1. Radiation Pressure:
Radiation, including light, carries momentum. When light strikes a surface, it exerts a tiny force known as radiation pressure. This force is negligible for most macroscopic objects but becomes significant when dealing with delicate structures exposed to intense light, such as the vanes of a radiometer.
2. Construction:
A radiometer typically consists of several lightweight vanes or arms, each attached to a central spindle. The vanes are usually thin, black on one side, and white or reflective on the other. This asymmetry is crucial for the radiometer's operation.
3. Black-and-White Surfaces:
The black side of the vanes absorbs a larger fraction of the light energy compared to the white or reflective side.
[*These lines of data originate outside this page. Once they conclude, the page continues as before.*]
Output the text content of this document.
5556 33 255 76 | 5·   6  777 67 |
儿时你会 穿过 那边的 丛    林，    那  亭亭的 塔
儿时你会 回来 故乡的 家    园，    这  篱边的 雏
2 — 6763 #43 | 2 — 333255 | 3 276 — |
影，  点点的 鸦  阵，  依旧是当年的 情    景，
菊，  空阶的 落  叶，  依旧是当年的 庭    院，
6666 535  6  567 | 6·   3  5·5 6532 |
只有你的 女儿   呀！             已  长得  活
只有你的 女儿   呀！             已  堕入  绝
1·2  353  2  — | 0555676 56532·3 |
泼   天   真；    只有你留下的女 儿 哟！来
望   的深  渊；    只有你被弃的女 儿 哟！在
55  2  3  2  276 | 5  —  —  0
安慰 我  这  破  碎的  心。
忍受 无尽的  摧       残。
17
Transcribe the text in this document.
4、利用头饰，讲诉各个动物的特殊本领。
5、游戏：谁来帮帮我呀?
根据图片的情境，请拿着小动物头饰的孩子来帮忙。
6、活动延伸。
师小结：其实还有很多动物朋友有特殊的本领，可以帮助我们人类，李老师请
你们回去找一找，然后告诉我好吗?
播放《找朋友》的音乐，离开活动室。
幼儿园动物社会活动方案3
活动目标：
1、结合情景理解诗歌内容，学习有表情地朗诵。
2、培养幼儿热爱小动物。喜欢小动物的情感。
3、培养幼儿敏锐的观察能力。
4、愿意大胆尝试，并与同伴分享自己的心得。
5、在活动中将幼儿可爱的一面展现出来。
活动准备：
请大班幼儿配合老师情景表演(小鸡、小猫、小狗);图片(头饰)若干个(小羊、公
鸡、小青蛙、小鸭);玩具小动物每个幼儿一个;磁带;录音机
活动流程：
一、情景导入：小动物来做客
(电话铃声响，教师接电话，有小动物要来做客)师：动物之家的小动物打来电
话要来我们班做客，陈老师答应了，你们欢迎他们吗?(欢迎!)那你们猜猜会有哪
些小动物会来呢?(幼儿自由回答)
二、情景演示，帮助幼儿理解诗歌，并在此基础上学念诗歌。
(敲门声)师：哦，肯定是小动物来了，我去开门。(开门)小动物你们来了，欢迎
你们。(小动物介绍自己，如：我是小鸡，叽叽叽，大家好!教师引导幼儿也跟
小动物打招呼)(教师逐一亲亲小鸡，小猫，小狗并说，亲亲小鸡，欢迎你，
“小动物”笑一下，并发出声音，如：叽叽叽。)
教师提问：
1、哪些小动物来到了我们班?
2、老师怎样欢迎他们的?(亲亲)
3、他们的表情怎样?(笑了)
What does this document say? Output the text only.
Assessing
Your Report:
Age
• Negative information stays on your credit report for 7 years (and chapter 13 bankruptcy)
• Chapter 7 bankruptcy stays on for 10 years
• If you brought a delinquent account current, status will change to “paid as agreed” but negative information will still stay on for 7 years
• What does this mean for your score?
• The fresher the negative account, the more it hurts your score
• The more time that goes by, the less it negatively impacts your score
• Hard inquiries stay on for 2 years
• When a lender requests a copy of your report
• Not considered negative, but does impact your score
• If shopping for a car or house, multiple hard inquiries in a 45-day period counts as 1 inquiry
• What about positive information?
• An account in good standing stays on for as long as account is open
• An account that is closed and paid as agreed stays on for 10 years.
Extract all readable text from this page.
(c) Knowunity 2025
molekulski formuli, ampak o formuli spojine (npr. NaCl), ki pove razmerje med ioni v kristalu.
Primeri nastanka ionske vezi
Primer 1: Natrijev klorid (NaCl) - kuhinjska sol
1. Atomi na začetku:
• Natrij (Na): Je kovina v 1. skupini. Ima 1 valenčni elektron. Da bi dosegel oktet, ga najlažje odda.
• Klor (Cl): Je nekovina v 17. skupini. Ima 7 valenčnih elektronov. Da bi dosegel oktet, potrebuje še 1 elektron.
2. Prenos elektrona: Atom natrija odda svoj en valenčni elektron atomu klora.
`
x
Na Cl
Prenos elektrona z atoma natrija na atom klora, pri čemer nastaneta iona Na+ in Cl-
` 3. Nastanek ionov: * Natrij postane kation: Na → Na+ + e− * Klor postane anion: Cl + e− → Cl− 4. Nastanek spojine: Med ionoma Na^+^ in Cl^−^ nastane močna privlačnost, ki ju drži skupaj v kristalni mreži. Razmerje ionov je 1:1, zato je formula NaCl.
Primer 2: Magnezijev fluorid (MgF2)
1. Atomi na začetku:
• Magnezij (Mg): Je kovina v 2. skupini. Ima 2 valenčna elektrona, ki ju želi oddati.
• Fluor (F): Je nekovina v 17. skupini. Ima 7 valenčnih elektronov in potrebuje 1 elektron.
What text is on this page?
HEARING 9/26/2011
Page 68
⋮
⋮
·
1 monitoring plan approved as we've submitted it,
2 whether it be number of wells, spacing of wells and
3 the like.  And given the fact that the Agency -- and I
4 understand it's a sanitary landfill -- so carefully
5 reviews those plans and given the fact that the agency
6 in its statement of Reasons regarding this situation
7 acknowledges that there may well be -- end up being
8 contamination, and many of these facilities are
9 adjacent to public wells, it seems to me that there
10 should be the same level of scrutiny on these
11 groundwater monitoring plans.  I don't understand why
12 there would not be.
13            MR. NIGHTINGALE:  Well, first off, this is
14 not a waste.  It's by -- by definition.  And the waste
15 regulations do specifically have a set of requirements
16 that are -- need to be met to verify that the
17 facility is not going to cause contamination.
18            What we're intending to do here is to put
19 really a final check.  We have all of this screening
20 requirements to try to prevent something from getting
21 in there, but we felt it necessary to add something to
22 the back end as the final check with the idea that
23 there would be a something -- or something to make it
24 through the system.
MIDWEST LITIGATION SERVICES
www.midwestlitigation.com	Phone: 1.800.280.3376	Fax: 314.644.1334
This difference in absorption leads to a variation in temperature between the two sides of the vanes.
4. Thermal Expansion:
As the black surfaces heat up, they cause the air molecules near them to move faster and expand. The molecules collide more frequently with the black surfaces, creating a higher pressure on that side of the vane.
5. Radiation Pressure and Rotation:
Because the light has a stronger effect on the black surfaces, the gas molecules rebound from them with more force compared to the white surfaces. This imbalance in pressure between the black and white sides results in a net force acting on the vane. The force causes the vane to pivot around the spindle.
6. Continuous Spinning:
As the radiometer is continuously exposed to light, the vanes experience a continuous thermal expansion and pressure difference, leading to continuous spinning of the device. The spinning motion is directly related to the intensity of light falling on the radiometer.
It's important to note that the rotation of a radiometer is not caused by wind or air currents. Instead, it is a direct result of the interaction between light and the specially designed vanes, demonstrating the tangible effects of radiation pressure.